The Lucky One is a like a corny silent movie to which someone made the mistake of adding sound. Based on one of Nicholas Sparks' overripe romance novels, it is about a stoic, sensitive man who falls for a beautiful but wounded woman, who must escape from the iron grip of her violent ex-husband.
For good measure, the movie also includes some hambone Hallmark-style narration about destiny, luck and choosing the right path in life, along with a few sun-baked shots of dogs romping through the grass. To call it drivel would be an insult to most drivel, which usually at least has earnestness on its side.
Zac Efron, who made a fast, flirty impression in the "High School Musical" movies, Hairspray and even last year's otherwise unwatchable New Year's Eve, has beefed up and quit smiling -- a sure sign that the young actor is desperate for us to take him seriously. Alas, his Logan Thibault is anything but flirty or fast, though he is very good at walking.
He travels on foot from Colorado to Louisiana, with his loyal German shepherd in tow, to track down a mysterious woman whose picture he found in the middle of a combat zone in Iraq. Her name is Beth (Taylor Schilling, from the NBC series Mercy), and her brother was killed in the war under mysterious circumstances.
Sparks, who has had six other novels made into films, including The Notebook, Nights in Rodanthe and The Last Song, will never be celebrated for the elegance of his formulas: Boy usually meets girl, and fate, family or leukemia contrive to keep them apart. Until now the best thing that could be said for him is that he has avoided devolving into utter tastelessness.
But The Lucky One -- the screenplay adaptation is by Will Fetters -- uses the tragedies of the war in Iraq as cheap fodder and uneasy metaphor, about how we must constantly be seeking renewal even when the bullets are raining down upon us. Director Scott Hicks (Shine, Snow Falling on Cedars) compounds the cynicism by shooting everything in amber light or artful slow-motion -- even a soldier getting shot by a sniper is just an excuse for cool editing tricks that distort the man's face into a rubbery mask.
Arriving in Louisiana, Logan quickly finds Beth, who works at a kennel with her grandmother (Blythe Danner) on the outskirts of their bucolic small town, and worms his way into their lives -- though somehow he is never able to tell her why he has walked so far. Beth is suspicious of Logan but glimpses him tossing heavy bags of dog food around, all sensitive man sweat and decorously smudged dirt on his forehead, and she's a goner.
If only pesky deputy sheriff Keith (Jay R. Ferguson) -- Beth's ex-husband, who keeps threatening to claim custody of their child (Riley Thomas Stewart) -- didn't keep getting in the way of their bliss.
The fact that this story contains not a single unpredictable turn isn't necessarily the problem: Hollywood romances are supposed to telegraph and delay the inevitable gratification. But there's also no heat or spark in The Lucky One, nothing to make us care. Efron and Schilling are lovely specimens, evenly tanned and absent of any discernible fat cells -- yet they don't seem like real people, and they hardly seem turned on by one another.

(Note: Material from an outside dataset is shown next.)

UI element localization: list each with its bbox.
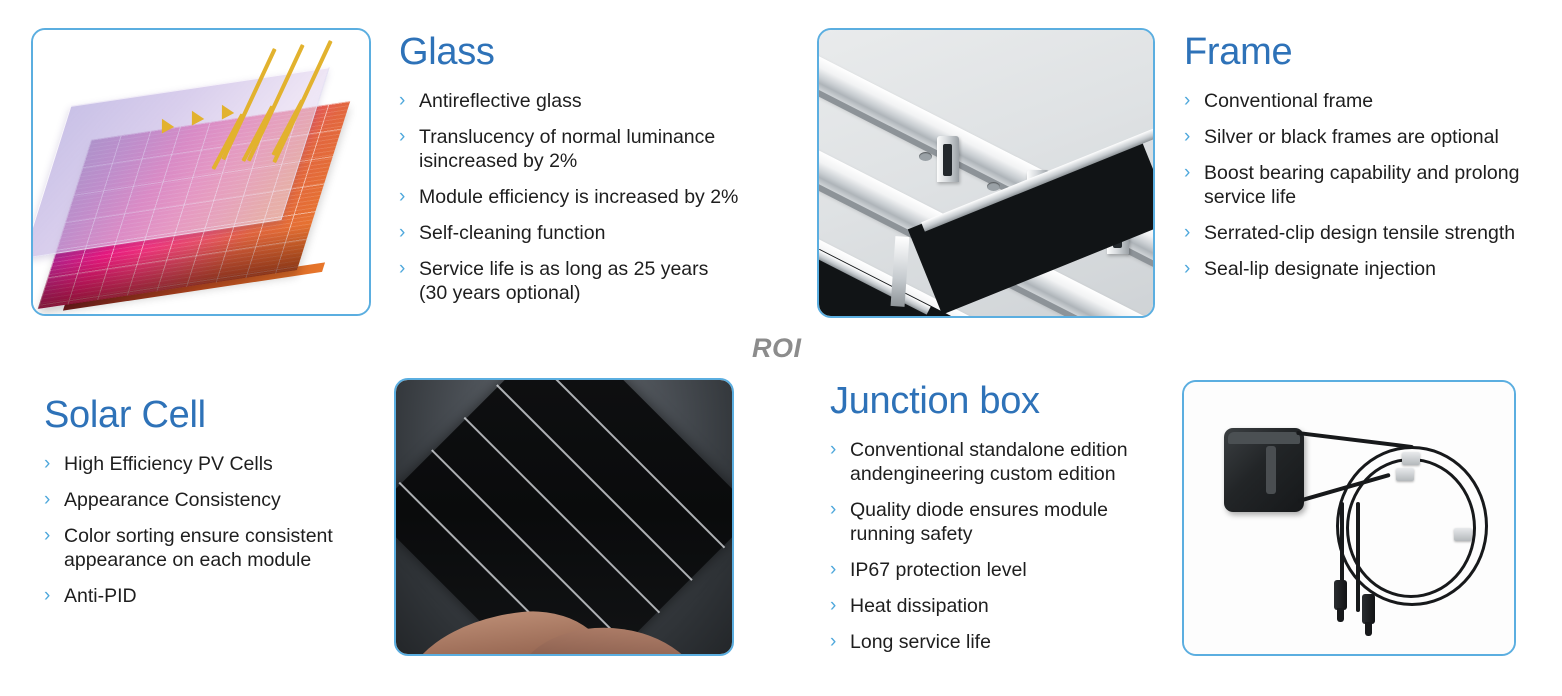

At the screening I attended, the love scene sent titters through the audience, not because of any unruly passion, but because it is glowingly lit and woodenly performed -- like Cinemax After Dark soft porn, except PG-13 rated. The ending is even more laughable, with a pounding rainstorm, a rickety rope bridge and the requisite child in peril.
This movie's shamelessness knows no depths. The lucky one is anyone smart enough to stay home.